The ingredients, cooking methods, recipes, and cooking customs that have been evolved in Tunisia from antiquity make up Tunisian cuisine, or cuisine of Tunisia. The cuisine is mostly a fusion of local Punic-Berber and Mediterranean flavors. Throughout history, Tunisian food has been influenced by and exchanged with a wide range of cultures and nationalities, including Arabs, Andalusians, French, and Italians.
The components
Six pieces of lamb, approximately 200 grams.
One small onion, finely chopped, plus two tablespoons of chopped onion.

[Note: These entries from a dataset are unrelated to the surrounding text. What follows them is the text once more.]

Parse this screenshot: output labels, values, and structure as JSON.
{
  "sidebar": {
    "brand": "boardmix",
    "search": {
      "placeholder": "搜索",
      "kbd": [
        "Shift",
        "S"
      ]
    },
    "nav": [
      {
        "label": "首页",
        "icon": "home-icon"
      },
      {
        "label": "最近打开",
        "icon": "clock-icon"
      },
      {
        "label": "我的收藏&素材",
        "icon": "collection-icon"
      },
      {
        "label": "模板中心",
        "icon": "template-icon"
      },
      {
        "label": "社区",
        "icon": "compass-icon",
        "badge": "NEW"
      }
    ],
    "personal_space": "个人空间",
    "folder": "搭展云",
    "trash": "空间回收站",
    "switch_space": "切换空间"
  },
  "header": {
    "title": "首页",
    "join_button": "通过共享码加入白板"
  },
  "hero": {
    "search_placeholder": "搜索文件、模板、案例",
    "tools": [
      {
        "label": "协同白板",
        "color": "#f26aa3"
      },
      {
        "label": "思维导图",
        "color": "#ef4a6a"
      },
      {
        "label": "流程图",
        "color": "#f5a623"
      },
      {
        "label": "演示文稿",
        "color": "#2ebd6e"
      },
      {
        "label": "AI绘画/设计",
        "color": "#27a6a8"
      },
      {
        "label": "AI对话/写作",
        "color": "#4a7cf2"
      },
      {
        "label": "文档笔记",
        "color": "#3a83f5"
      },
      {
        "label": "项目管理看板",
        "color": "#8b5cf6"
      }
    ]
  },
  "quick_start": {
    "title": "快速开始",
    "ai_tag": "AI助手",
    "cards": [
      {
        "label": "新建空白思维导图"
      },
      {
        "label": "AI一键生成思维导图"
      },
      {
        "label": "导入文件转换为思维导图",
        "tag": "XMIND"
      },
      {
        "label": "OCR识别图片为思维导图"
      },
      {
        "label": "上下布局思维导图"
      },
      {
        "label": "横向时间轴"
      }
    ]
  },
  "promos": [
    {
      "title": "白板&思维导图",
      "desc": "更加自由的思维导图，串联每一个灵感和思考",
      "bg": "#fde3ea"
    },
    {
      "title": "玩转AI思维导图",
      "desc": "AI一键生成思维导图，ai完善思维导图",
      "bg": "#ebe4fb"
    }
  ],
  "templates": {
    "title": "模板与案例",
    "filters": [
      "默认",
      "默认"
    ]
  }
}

Two tablespoons of finely chopped garlic.
A piece of rosemary stem.
A leaf of laurel.
A pinch of each: salt.
Black pepper.
Saffron threads.
Two medium-sized tomatoes.
Two small red or green sweet
peppers.
A quarter cup of virgin oil.
Ingredients for closing
pottery:
A little of each: a
Flour.
Water.
The oil.
How to prepare
Wash the meat and drain it
well, then mix the pieces in a large bowl with rosemary, saffron, onions, bay
leaf, and garlic. Season the mixture with salt and black pepper and soak it.
Cut the tomatoes and peppers into halves, peel the potatoes, and cut
them into halves. Mix vegetable pieces with olive oil.
Bring a pot and place the seasoned meat and cut vegetables in the pot.
I was covering the pottery with aluminum.
Mix flour, salt, and oil in a food processor at medium speed until you
get a smooth dough.
Place the dough in the form of a strip on the edges of the pot to seal
it well, then place the pot’s lid.
Turn the oven on at 180 degrees Celsius immediately when placing the
pottery in the oven and baking it for an hour and a half.
Serve the pot with a quarter of a lemon, then decorate it with a little chopped parsley after opening it and serve it with white rice.